Under the proposed rules, even the highest-paid expats could not necessarily settle at the same time as their family, due to the new mandatory earnings requirement.
Even those partners who did work could be stuck on a 10-year track, as many did not earn enough to qualify for settlement on the three- or five-year track open to most skilled workers.

This has consequences for children, who can settle at present only when both parents qualify.
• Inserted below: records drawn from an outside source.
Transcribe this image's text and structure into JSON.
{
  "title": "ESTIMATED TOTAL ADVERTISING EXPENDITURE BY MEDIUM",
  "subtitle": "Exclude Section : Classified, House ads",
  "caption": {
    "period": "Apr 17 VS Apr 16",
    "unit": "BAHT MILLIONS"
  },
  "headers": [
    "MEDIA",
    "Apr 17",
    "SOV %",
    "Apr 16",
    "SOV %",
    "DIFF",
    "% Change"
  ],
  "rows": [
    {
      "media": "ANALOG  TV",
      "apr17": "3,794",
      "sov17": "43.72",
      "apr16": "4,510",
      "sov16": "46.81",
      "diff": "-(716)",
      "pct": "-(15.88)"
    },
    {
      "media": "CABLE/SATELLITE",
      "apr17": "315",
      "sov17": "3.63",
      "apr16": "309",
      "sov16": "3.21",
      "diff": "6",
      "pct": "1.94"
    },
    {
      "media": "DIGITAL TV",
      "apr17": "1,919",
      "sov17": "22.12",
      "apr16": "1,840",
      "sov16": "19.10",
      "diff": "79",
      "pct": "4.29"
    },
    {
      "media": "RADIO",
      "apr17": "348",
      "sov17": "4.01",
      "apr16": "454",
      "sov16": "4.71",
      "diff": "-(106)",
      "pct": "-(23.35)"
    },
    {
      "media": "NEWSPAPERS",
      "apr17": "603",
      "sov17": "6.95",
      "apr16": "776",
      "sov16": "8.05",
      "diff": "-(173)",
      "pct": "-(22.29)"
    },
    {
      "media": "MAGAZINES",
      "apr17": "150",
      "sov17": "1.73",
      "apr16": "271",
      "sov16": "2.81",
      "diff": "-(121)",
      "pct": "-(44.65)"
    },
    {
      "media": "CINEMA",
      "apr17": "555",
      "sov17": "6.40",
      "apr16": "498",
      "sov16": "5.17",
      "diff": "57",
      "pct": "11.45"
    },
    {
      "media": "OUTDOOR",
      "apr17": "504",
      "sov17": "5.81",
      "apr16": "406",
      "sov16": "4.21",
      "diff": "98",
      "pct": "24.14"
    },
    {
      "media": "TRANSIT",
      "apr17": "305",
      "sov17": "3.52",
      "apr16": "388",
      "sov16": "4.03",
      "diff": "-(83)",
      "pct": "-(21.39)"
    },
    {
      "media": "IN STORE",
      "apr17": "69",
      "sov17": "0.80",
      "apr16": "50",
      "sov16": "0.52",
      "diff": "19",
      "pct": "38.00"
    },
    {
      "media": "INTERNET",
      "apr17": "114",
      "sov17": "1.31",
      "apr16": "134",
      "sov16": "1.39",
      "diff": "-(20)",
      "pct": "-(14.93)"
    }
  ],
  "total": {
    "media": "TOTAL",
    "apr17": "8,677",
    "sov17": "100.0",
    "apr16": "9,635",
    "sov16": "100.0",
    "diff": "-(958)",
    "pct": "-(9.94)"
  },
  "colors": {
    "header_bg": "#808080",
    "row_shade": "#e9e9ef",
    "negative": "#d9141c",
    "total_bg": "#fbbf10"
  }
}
Hundreds of thousands of children already in the UK are potentially affected and the issue is particularly acute for teenagers turning 18 while waiting, since they would incur international fees to attend university and might not be able to lead independent lives.
Nicolas Rollason, partner at the law firm Kingsley Napley, said that with so many families in Britain now facing a 15-year wait, the impact of the new rules on children “does not work and needs to be reviewed”.
The policy made no sense if the government’s aim was to maximise the fiscal and economic benefits of migration, Sumption said, since “you could have an IT director earning £150,000 and his wife has to work part-time in a minimum wage job for her or her kids to be eligible”.
“You don’t have to deter very many high earners to have a significant [fiscal] cost,” Sumption said, noting that the people most likely to leave the UK as a result of the policy changes were high flyers with other career options, rather than the lowest paid.
Alan Manning, former head of the government’s Migration Advisory Committee, also said the mandatory earnings requirement for dependants looked “untenable”.
It would make more sense to assess household income than to exclude the partners of “very highly paid investment bankers in Chelsea”, he added.
The reforms could have a positive fiscal effect in the short term, the Migration Observatory said, because they would delay the point at which low-paid migrants became eligible for benefits.
But the overall impact would be limited, because “the largest fiscal costs . . . tend to come later in life”, it added.
Mahmood has signalled that the government is considering changes to the proposals to lessen the impact on at least some non-working partners and children.
She told MPs on the House of Commons home affairs committee last week that the final policy was “still being designed”, and said the government would “think carefully” about exemptions or additional arrangements for people who could not fulfil the mandatory earnings requirement.
One option was to look at household income, rather than each individual’s earnings, she said, adding later that the government would also need to “develop careful pathways to deal with the particular issue of children”.
But Mahmood gave no sign the government would cede to Labour MPs’ main concern: that the new rules will apply to millions of people who have come to the UK since 2021 — many of them to work in low-paid care roles — on the expectation of settling after five years.
The Home Office said in a statement that Mahmood had “set out her plans for the biggest legal migration reforms in 50 years”.
“It is a privilege not a right to settle in the UK and it must be earned. We are reforming a broken immigration system to prioritise contribution and integration,” the department added.